We’ve all been there, riding in a car or at a party, when a song comes on that we all know. And we sing along, until someone gets it wrong.
And the person singing has no idea, sings easily through the lyrics as if it makes perfect sense.
When I was young, I heard “Jet Airliner” by The Steve Miller Band. He’s on the road, eager to get home to his family, sleep in his bed, eat off his own plates. Sure, people think life on the road is glamorous, he suggests, but it’s really tedious, lonely. The people out here don’t really care about you.
“You know you got to go to hell before you get to heaven. Ohohoh, we don’t chat at the lineup.”
To me, it fit perfectly. I’d been on a plane before and I remembered standing in line, waiting for a boarding pass. People stood around, looking down at their tickets, maybe a magazine. (This was before cell phones). No one spoke to each other, despite the complete boredom.
No, Steve, we don’t. We don’t chat at the line up. We stand facing the back of the person in front and we wait. We will file onto the plane and fly hundreds of miles and never learn another person’s name. The song was the perfect reflection of alienation in the 20th century.
Only it wasn’t. But somehow, in my pre-adolescent brain, I’d made it fit. And I was well into my 20’s when I realized I was wrong. It began to occur to me that Miller probably wouldn’t use the word “chat” in that song and a “line up” was not the same thing as standing in a line.

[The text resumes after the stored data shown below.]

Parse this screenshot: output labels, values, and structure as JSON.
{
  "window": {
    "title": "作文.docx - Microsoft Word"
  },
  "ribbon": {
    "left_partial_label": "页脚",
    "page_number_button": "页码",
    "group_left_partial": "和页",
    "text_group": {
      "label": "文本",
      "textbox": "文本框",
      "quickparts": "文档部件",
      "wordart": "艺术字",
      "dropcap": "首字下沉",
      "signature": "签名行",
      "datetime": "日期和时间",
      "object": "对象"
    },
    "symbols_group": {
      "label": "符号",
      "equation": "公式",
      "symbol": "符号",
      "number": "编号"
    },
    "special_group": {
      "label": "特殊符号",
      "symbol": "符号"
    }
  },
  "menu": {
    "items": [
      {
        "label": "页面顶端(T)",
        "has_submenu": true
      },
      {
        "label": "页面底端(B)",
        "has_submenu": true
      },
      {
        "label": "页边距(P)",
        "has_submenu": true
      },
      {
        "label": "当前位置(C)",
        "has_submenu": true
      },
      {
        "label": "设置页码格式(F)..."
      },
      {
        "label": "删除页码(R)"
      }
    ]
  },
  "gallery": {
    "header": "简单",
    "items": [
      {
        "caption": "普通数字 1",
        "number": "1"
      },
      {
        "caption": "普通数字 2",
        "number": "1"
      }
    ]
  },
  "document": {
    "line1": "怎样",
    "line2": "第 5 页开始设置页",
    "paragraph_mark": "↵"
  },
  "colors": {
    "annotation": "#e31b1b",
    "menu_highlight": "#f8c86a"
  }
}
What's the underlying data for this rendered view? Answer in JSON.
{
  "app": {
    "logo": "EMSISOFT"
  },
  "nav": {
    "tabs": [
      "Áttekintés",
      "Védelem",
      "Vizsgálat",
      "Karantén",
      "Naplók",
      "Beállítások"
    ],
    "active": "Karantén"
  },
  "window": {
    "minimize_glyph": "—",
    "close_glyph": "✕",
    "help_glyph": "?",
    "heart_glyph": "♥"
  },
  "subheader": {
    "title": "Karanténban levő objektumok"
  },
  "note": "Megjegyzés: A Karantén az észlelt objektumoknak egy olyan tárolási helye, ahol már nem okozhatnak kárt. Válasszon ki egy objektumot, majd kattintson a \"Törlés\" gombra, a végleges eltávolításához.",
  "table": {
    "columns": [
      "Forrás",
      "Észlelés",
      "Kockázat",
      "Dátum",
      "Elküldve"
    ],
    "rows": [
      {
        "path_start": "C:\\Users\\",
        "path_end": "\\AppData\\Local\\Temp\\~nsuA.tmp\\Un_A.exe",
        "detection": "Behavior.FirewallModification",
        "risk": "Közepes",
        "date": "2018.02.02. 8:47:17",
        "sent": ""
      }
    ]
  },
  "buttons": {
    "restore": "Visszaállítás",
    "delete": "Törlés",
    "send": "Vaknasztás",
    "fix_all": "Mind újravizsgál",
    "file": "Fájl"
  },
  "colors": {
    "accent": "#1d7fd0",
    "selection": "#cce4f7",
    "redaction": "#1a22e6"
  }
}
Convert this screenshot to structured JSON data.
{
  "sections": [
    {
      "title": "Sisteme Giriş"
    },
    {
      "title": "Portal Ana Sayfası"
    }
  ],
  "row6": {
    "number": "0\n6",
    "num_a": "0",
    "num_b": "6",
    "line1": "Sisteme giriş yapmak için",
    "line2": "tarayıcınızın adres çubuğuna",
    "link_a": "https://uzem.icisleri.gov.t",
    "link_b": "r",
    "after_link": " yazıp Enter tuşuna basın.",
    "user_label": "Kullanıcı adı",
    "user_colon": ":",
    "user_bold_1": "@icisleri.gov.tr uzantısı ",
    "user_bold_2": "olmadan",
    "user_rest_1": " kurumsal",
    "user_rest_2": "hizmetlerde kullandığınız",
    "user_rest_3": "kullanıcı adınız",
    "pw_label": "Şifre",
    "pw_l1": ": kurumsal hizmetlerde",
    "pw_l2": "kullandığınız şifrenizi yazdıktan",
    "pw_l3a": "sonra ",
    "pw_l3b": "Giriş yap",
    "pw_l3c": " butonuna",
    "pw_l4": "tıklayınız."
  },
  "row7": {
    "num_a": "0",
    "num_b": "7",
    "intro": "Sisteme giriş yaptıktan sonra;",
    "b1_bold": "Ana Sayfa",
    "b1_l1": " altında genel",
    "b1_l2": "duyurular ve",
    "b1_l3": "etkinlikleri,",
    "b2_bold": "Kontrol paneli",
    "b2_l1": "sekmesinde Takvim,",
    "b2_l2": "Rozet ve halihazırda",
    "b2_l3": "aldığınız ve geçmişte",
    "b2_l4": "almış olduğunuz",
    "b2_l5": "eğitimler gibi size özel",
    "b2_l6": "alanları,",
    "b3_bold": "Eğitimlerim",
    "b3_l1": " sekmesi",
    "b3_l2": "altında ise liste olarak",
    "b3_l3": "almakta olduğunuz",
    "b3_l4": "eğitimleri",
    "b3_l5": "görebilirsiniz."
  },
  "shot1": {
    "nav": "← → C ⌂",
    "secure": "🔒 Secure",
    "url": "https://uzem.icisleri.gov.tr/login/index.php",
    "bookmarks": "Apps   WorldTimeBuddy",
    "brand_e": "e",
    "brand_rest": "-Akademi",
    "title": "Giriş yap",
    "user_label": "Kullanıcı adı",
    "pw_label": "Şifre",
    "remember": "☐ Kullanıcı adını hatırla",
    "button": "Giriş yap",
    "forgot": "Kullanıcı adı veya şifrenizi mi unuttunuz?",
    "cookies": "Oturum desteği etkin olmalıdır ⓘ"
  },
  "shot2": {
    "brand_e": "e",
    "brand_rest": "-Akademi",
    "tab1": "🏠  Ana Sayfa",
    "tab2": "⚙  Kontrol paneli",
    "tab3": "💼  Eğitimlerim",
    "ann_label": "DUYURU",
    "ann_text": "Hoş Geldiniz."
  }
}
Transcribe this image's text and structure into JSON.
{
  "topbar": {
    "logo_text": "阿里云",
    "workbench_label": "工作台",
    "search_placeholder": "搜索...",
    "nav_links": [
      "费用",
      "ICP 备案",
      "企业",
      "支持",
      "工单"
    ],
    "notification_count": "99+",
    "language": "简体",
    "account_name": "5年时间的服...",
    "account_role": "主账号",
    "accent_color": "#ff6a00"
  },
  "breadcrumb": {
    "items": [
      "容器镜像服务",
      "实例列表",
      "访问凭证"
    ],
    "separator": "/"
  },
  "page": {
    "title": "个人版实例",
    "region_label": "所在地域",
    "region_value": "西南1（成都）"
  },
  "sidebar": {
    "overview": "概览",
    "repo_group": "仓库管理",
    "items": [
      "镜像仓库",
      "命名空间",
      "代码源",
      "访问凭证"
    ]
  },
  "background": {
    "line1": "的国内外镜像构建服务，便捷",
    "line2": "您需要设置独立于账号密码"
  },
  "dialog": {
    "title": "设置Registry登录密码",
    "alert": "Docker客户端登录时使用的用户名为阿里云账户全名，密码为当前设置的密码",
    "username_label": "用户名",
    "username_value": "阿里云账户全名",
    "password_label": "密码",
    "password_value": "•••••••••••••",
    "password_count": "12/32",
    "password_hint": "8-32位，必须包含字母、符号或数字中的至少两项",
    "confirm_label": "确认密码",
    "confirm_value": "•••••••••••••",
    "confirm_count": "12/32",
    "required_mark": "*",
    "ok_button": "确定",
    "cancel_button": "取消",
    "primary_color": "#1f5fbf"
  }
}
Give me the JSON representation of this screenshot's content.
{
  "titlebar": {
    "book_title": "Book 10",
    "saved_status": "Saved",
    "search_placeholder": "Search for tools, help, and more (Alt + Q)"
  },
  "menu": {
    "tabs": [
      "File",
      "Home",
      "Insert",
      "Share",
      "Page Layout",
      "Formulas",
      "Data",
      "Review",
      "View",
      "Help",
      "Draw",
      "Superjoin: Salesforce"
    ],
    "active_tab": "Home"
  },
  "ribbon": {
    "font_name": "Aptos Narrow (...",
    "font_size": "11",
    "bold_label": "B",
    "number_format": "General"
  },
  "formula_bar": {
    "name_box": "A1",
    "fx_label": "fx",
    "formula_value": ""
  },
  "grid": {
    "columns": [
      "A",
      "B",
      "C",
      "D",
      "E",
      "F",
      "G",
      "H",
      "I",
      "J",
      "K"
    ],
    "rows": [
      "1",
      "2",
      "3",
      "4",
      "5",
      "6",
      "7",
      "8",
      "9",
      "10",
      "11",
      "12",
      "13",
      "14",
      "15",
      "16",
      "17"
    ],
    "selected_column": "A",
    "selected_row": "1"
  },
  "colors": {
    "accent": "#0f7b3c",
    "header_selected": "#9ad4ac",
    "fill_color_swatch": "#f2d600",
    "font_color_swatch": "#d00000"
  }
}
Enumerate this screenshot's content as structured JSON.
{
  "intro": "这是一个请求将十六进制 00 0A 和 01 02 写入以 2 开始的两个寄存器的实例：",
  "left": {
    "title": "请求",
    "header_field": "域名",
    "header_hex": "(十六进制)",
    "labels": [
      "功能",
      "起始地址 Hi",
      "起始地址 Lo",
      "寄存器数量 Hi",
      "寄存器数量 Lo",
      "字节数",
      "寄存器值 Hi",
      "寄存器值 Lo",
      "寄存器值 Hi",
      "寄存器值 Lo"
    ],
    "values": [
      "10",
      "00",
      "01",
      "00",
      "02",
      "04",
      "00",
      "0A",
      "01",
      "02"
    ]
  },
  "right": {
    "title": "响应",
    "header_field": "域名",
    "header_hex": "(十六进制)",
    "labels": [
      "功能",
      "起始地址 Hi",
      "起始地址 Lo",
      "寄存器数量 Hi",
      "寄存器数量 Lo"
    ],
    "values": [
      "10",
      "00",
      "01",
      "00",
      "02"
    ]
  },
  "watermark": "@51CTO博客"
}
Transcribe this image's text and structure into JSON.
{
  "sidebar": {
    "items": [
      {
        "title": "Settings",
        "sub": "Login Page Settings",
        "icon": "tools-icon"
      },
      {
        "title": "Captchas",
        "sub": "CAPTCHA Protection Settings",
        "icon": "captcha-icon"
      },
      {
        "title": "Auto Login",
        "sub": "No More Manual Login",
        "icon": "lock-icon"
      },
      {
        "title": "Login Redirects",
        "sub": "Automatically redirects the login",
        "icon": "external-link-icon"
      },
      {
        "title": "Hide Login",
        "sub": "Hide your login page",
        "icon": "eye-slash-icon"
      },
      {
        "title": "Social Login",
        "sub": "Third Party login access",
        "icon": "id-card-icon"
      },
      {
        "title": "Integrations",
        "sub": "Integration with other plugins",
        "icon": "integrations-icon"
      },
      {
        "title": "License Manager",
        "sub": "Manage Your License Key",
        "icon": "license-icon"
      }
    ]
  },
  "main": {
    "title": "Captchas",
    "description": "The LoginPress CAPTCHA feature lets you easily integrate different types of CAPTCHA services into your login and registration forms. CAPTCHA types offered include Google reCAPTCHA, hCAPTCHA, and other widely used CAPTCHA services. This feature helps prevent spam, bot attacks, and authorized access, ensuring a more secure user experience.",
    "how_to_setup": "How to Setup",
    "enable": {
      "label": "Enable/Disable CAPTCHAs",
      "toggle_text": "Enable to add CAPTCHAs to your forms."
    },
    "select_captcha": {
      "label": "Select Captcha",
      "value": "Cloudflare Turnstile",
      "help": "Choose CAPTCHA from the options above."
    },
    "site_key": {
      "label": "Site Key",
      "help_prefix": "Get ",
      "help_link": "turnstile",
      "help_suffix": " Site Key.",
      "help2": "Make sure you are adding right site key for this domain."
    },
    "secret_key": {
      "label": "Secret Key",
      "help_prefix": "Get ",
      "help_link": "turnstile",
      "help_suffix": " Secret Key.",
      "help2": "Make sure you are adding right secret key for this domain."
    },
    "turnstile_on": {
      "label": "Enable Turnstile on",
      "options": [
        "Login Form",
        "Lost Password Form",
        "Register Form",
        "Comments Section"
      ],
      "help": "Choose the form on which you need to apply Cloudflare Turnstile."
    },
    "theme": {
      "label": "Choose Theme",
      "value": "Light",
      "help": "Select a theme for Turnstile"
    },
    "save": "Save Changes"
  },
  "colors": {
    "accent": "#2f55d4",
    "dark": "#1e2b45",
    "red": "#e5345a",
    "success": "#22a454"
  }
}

I still like my version better.
A friend tells me she thought Steve Perry sang, “So now I come to you with broken arms…” How much better is that? Maybe the broken arms are real and the casts are heavy and he’s asking for just a little love, just some sympathy. Or maybe, it’s a metaphor: without her to hold, his arms feel broken. Either way, broken has a pain in it that “open” just doesn’t. Maybe Perry just missed that opportunity.
I like our songs better, the images so much more twisted and strange. But not nonsense. When we hear it, we make it work. Our imaginations take over and quickly bridge those images. Bly called it leaping poetry: the way the mind jumps, so willingly, from one idea to the next, nimble and completely confident.